Despite the well-known detrimental role of endotoxin in the pathogenesis of sepsis AKI, it is not clear whether such a subclinical level of endotoxinemia in renal IR is sufficient enough to aggravate renal inflammation. Therefore, we next investigated the role of gut-derived endotoxin in kidney inflammation during renal IR. TLR4 is a pattern recognition receptor that serves as a endotoxin sensor, and whose activation recruits inflammatory factors and causes renal damage [
19]. We demonstrated that, in a clinical related rat model of severe renal IR, the kidneys displayed an increased protein expression of TLR4. This was accompanied by a marked increase in renal proinflammatory mediators namely, TNF-a, IL-6 and MCP-1. Norfloxacin pretreatment reduced the grade of endotoxinemia in IR rats and this was followed by a reduction in TLR4 expression, IL-6 and MCP-1 production in the kidney. These findings suggest there might be a casual relationship between gut-derived endotoxin and renal inflammation during renal IR.

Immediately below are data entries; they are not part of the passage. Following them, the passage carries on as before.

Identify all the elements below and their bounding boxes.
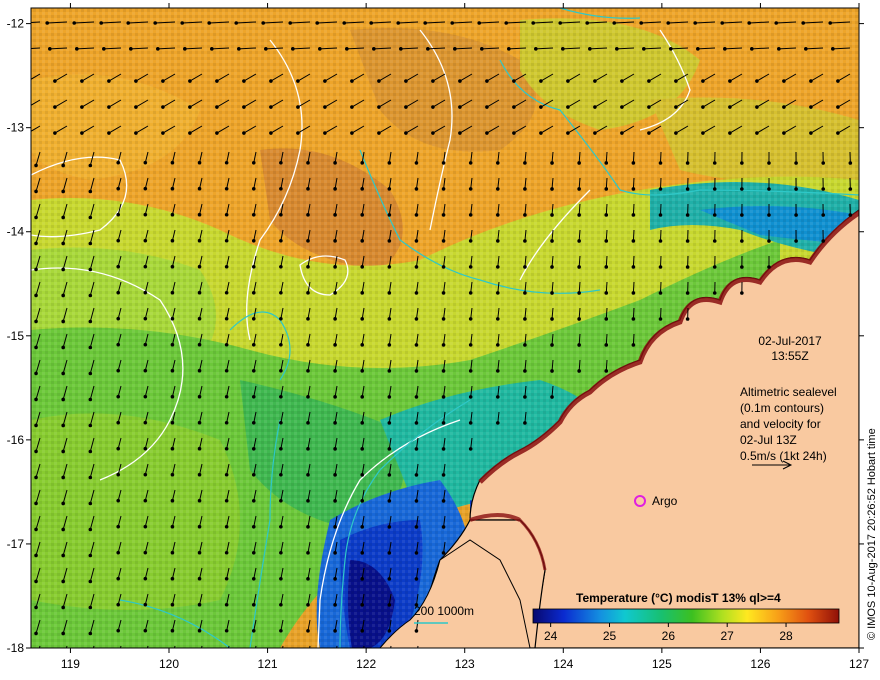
lat-tick-label: -16 (7, 433, 25, 447)
lon-tick-label: 125 (652, 657, 672, 671)
lat-tick-label: -12 (7, 17, 25, 31)
lon-tick-label: 127 (849, 657, 869, 671)
colorbar-tick-label: 28 (779, 629, 793, 643)
lon-tick-label: 126 (750, 657, 770, 671)
date-label: 02-Jul-2017 (758, 334, 822, 348)
lat-tick-label: -13 (7, 121, 25, 135)
lat-tick-label: -15 (7, 329, 25, 343)
sst-map: 119 120 121 122 123 124 125 126 127 -12 -13 -14 -15… (7, 3, 878, 671)
colorbar-tick-label: 25 (603, 629, 617, 643)
lat-tick-label: -18 (7, 641, 25, 655)
altimetry-line-4: 02-Jul 13Z (740, 433, 797, 447)
lon-tick-label: 124 (553, 657, 573, 671)
colorbar-tick-label: 26 (662, 629, 676, 643)
time-label: 13:55Z (771, 349, 808, 363)
imos-credit: © IMOS 10-Aug-2017 20:26:52 Hobart time (866, 428, 878, 640)
altimetry-line-2: (0.1m contours) (740, 401, 824, 415)
colorbar (532, 608, 840, 624)
altimetry-line-3: and velocity for (740, 417, 821, 431)
argo-label: Argo (652, 494, 678, 508)
bathymetry-legend-label: 200 1000m (414, 604, 474, 618)
lon-tick-label: 122 (356, 657, 376, 671)
colorbar-tick-label: 24 (544, 629, 558, 643)
lat-tick-label: -17 (7, 537, 25, 551)
lon-tick-label: 121 (258, 657, 278, 671)
colorbar-title: Temperature (°C) modisT 13% ql>=4 (576, 591, 781, 605)
colorbar-tick-label: 27 (721, 629, 735, 643)
lon-tick-label: 123 (455, 657, 475, 671)
lon-tick-label: 120 (159, 657, 179, 671)
lat-tick-label: -14 (7, 225, 25, 239)
lon-tick-label: 119 (61, 657, 80, 671)
altimetry-line-1: Altimetric sealevel (740, 385, 837, 399)
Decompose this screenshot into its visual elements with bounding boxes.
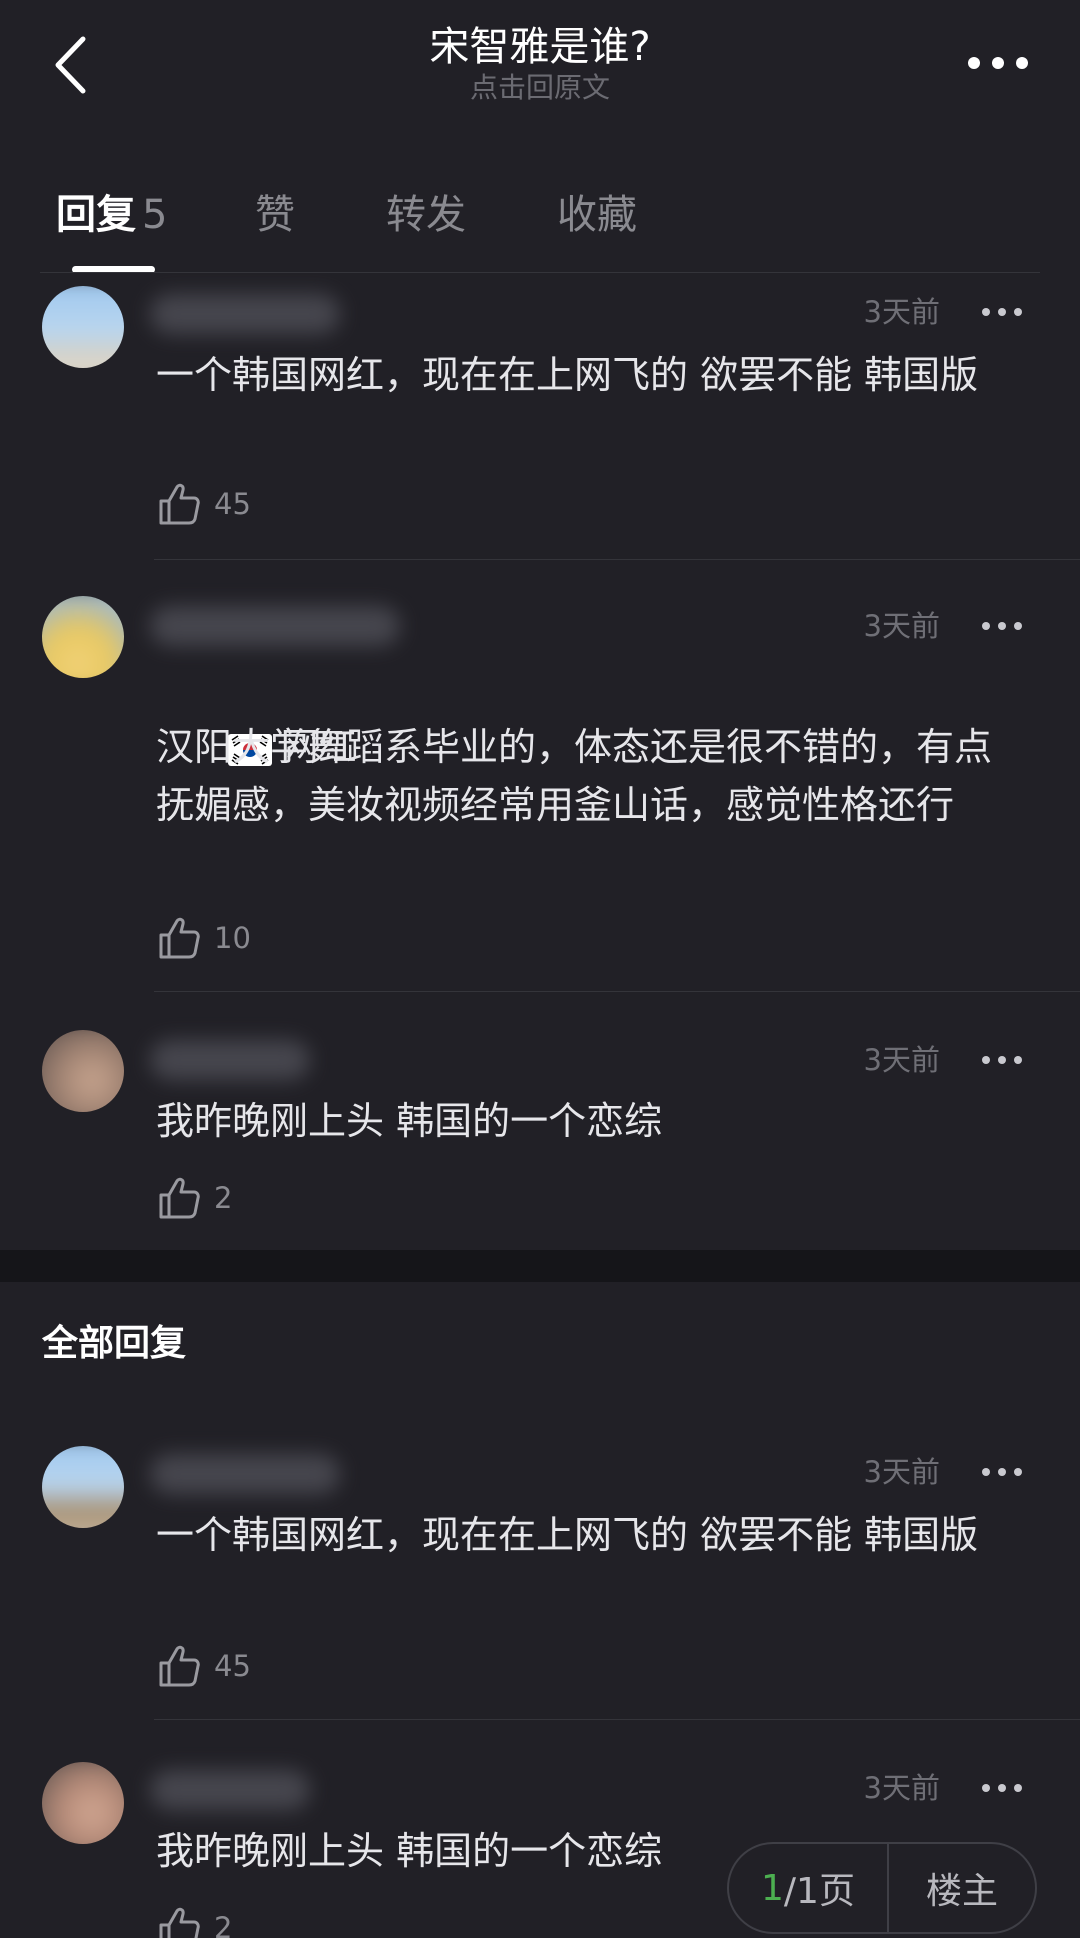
dot-icon xyxy=(1016,57,1028,69)
dot-icon xyxy=(1014,308,1022,316)
tab-replies-count: 5 xyxy=(142,192,168,238)
dot-icon xyxy=(1014,1784,1022,1792)
current-page: 1 xyxy=(761,1867,784,1909)
pagination-control: 1/1页 楼主 xyxy=(727,1842,1037,1934)
avatar[interactable] xyxy=(42,286,124,368)
avatar[interactable] xyxy=(42,1030,124,1112)
like-count: 45 xyxy=(214,1649,251,1683)
username-blurred[interactable] xyxy=(150,1454,340,1494)
like-count: 10 xyxy=(214,921,251,955)
like-button[interactable]: 2 xyxy=(158,1906,232,1938)
thumbs-up-icon xyxy=(159,483,200,525)
username-blurred[interactable] xyxy=(150,294,340,334)
dot-icon xyxy=(998,1784,1006,1792)
comment-more-button[interactable] xyxy=(982,619,1022,633)
avatar[interactable] xyxy=(42,596,124,678)
only-owner-button[interactable]: 楼主 xyxy=(889,1862,1035,1914)
comment-time: 3天前 xyxy=(863,1771,940,1805)
comment-text: 我昨晚刚上头 韩国的一个恋综 xyxy=(156,1099,663,1143)
username-blurred[interactable] xyxy=(150,1040,310,1080)
dot-icon xyxy=(982,1784,990,1792)
page: 宋智雅是谁? 点击回原文 回复 5 赞 转发 收藏 3天前 一个韩国网红，现在在上… xyxy=(0,0,1080,1938)
dot-icon xyxy=(998,622,1006,630)
thumbs-up-icon xyxy=(159,1177,200,1219)
section-separator xyxy=(0,1250,1080,1282)
like-button[interactable]: 45 xyxy=(158,1644,251,1688)
thumbs-up-icon xyxy=(159,1907,200,1938)
avatar[interactable] xyxy=(42,1762,124,1844)
like-button[interactable]: 45 xyxy=(158,482,251,526)
more-options-button[interactable] xyxy=(968,48,1028,78)
tab-likes[interactable]: 赞 xyxy=(255,190,295,240)
page-selector[interactable]: 1/1页 xyxy=(729,1844,889,1932)
all-replies-heading: 全部回复 xyxy=(42,1323,187,1364)
dot-icon xyxy=(1014,1056,1022,1064)
comment-more-button[interactable] xyxy=(982,1465,1022,1479)
comment-more-button[interactable] xyxy=(982,305,1022,319)
dot-icon xyxy=(982,622,990,630)
comment-more-button[interactable] xyxy=(982,1053,1022,1067)
comment-text: 汉阳大学舞蹈系毕业的，体态还是很不错的，有点抚媚感，美妆视频经常用釜山话，感觉性… xyxy=(156,725,993,827)
comment-text: 一个韩国网红，现在在上网飞的 欲罢不能 韩国版 xyxy=(156,353,979,397)
dot-icon xyxy=(982,1468,990,1476)
thumbs-up-icon xyxy=(159,1645,200,1687)
username-blurred[interactable] xyxy=(150,1770,310,1810)
comment-time: 3天前 xyxy=(863,1043,940,1077)
tab-reposts[interactable]: 转发 xyxy=(386,190,466,240)
comment-time: 3天前 xyxy=(863,1455,940,1489)
tab-replies[interactable]: 回复 5 xyxy=(56,190,167,240)
dot-icon xyxy=(992,57,1004,69)
dot-icon xyxy=(982,1056,990,1064)
comment-more-button[interactable] xyxy=(982,1781,1022,1795)
divider xyxy=(154,991,1080,992)
username-blurred[interactable] xyxy=(150,606,400,646)
tab-favorites[interactable]: 收藏 xyxy=(557,190,637,240)
tab-bar: 回复 5 赞 转发 收藏 xyxy=(0,180,1080,275)
dot-icon xyxy=(998,308,1006,316)
divider xyxy=(154,1719,1080,1720)
comment-time: 3天前 xyxy=(863,295,940,329)
avatar[interactable] xyxy=(42,1446,124,1528)
dot-icon xyxy=(1014,622,1022,630)
dot-icon xyxy=(1014,1468,1022,1476)
back-to-original-link[interactable]: 点击回原文 xyxy=(0,70,1080,106)
comment-time: 3天前 xyxy=(863,609,940,643)
like-count: 45 xyxy=(214,487,251,521)
top-bar: 宋智雅是谁? 点击回原文 xyxy=(0,0,1080,140)
comment-text: 一个韩国网红，现在在上网飞的 欲罢不能 韩国版 xyxy=(156,1513,979,1557)
like-button[interactable]: 10 xyxy=(158,916,251,960)
like-button[interactable]: 2 xyxy=(158,1176,232,1220)
divider xyxy=(154,559,1080,560)
tab-replies-label: 回复 xyxy=(56,192,136,238)
thumbs-up-icon xyxy=(159,917,200,959)
divider xyxy=(40,272,1040,273)
dot-icon xyxy=(998,1056,1006,1064)
dot-icon xyxy=(968,57,980,69)
dot-icon xyxy=(998,1468,1006,1476)
dot-icon xyxy=(982,308,990,316)
page-title: 宋智雅是谁? xyxy=(429,24,651,70)
like-count: 2 xyxy=(214,1911,233,1938)
total-pages: /1页 xyxy=(783,1871,855,1912)
like-count: 2 xyxy=(214,1181,233,1215)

The degree to which gut-derived endotoxin actually contributes to renal injury is the questions we critically concerned. In our study, norfloxacin pretreatment produced no substantial benefits to renal outcome, in spite of its effects on alleviating renal inflammation. However, Diba and colleagues had reported that depletion of gut commensal bacteria with antibiotics reduced renal IR injury [
17]. By contrast, germ-free mice were reported to have increased renal IR injury [
20]. Thus, the role of intestine bacteria and its products in renal IR injury seems to be complicated and still needs to be clarified in future.

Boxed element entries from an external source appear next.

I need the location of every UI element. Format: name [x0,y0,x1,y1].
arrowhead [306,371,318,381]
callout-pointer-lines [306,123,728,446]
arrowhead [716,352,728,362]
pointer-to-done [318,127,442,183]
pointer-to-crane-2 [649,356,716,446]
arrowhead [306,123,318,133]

We observed that norfloxacin pretreatment prevented renal IR induced hepatic dysfunction. Similarly, TLR9 deficiency prevented liver damage secondary to severe renal IR but failed to reduce renal dysfunction and tubular necrosis [
21]. These data and our findings suggest some unknown factors, which may be independent of kidneys, take part in the hepatic injury after severe renal IR. The liver interconnects with small intestines via portal vein and is the first organ of defense against gut-derived endotoxin. In normal conditions, small amounts of bacterial products enter the liver via portal vein and most of them are eliminated by Kupffer cells (KCs) [
22]. When the flux of endotoxin overwhelms the phagocytotic capacity of KC, the endotoxin spills over into the systemic circulation [
23]. Therefore, the liver is more susceptible to be assaulted by gut-derived endotoxin than the kidney. However, the role of gut-derived endotoxin in renal IR-induced liver injury remains to be investigated.
Conclusions
Our results show for the first time that gut-derived endotoxin, resulting from an increased intestinal permeability after severe renal IR, subsequently amplifies intrarenal inflammatory response by activation renal TLR4 signaling. However, our results do not establish that antibiotic administration was effective in improving the overall renal outcome, in terms of histopathological changes and renal dysfunction. Even so, our intriguing findings may be the first step to understanding how to tailor therapies to mitigate intrarenal inflammation in select groups of patients, for example, those at high risk for renal IR.